Si murid pun melakukannya. Wajahnya kini meringis karena meminum air asin.
"Bagaimana rasanya?" tanya Sang Guru.
"asin, dan perutku jadi mual," jawab si murid dengan wajah yang masih
meringis.
Sang Guru terkekeh-kekeh melihat wajah muridnya yang meringis keasinan.
"Sekarang kau ikut aku." Sang Guru membawa muridnya ke danau di dekat
tempat mereka. "Ambil garam yang tersisa, dan tebarkan ke danau."
Si murid menebarkan segenggam garam yang tersisa ke danau, tanpa bicara.
Rasa asin di mulutnya belum hilang. Ia ingin meludahkan rasa asin dari
mulutnya, tapi tak dilakukannya. Rasanya tak sopan meludah di hadapan
guru , begitu pikirnya.
"Sekarang, coba kau minum air danau itu," kata Sang Guru sambil mencari
batu yang cukup datar untuk didudukinya, tepat di pinggir danau.
Si murid menangkupkan kedua tangannya, mengambil air danau, dan
membawanya ke mulutnya lalu meneguknya. Ketika air danau yang dingin dan
segar mengalir di tenggorokannya, Sang Guru bertanya kepadanya,
"Bagaimana rasanya?"
"Segar, segar sekali," kata si murid sambil mengelap bibirnya dengan
punggung tangannya. Tentu saja, danau ini berasal dari aliran sumber air
di atas sana. Dan airnya mengalir menjadi sungai kecil di bawah. Dan
sudah pasti, air danau ini juga menghilangkan rasa asin yang tersisa di
mulutnya.
"Terasakah rasa garam yang kau tebarkan tadi?"

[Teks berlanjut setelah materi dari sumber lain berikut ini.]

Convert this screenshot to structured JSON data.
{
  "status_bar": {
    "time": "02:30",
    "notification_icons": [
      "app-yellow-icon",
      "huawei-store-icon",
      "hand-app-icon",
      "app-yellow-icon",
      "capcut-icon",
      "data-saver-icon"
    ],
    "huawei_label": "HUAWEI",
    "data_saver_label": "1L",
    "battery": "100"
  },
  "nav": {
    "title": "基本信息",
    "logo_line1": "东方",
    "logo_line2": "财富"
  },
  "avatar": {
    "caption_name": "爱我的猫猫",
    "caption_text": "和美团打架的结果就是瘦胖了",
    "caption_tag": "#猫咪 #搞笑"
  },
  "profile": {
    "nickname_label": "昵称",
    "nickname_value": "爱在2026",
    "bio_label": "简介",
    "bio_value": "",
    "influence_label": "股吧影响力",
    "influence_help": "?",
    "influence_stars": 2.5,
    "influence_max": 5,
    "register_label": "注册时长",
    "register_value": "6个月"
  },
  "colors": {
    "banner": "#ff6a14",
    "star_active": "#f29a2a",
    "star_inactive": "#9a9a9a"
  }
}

"Tidak sama sekali," kata si murid sambil mengambil air dan meminumnya
lagi. Sang Guru hanya tersenyum memperhatikannya, membiarkan muridnya
itu meminum air danau sampai puas.
"Nak," kata Sang Guru setelah muridnya selesai minum. "Segala masalah
dalam hidup itu seperti segenggam garam. Tidak kurang, tidak lebih.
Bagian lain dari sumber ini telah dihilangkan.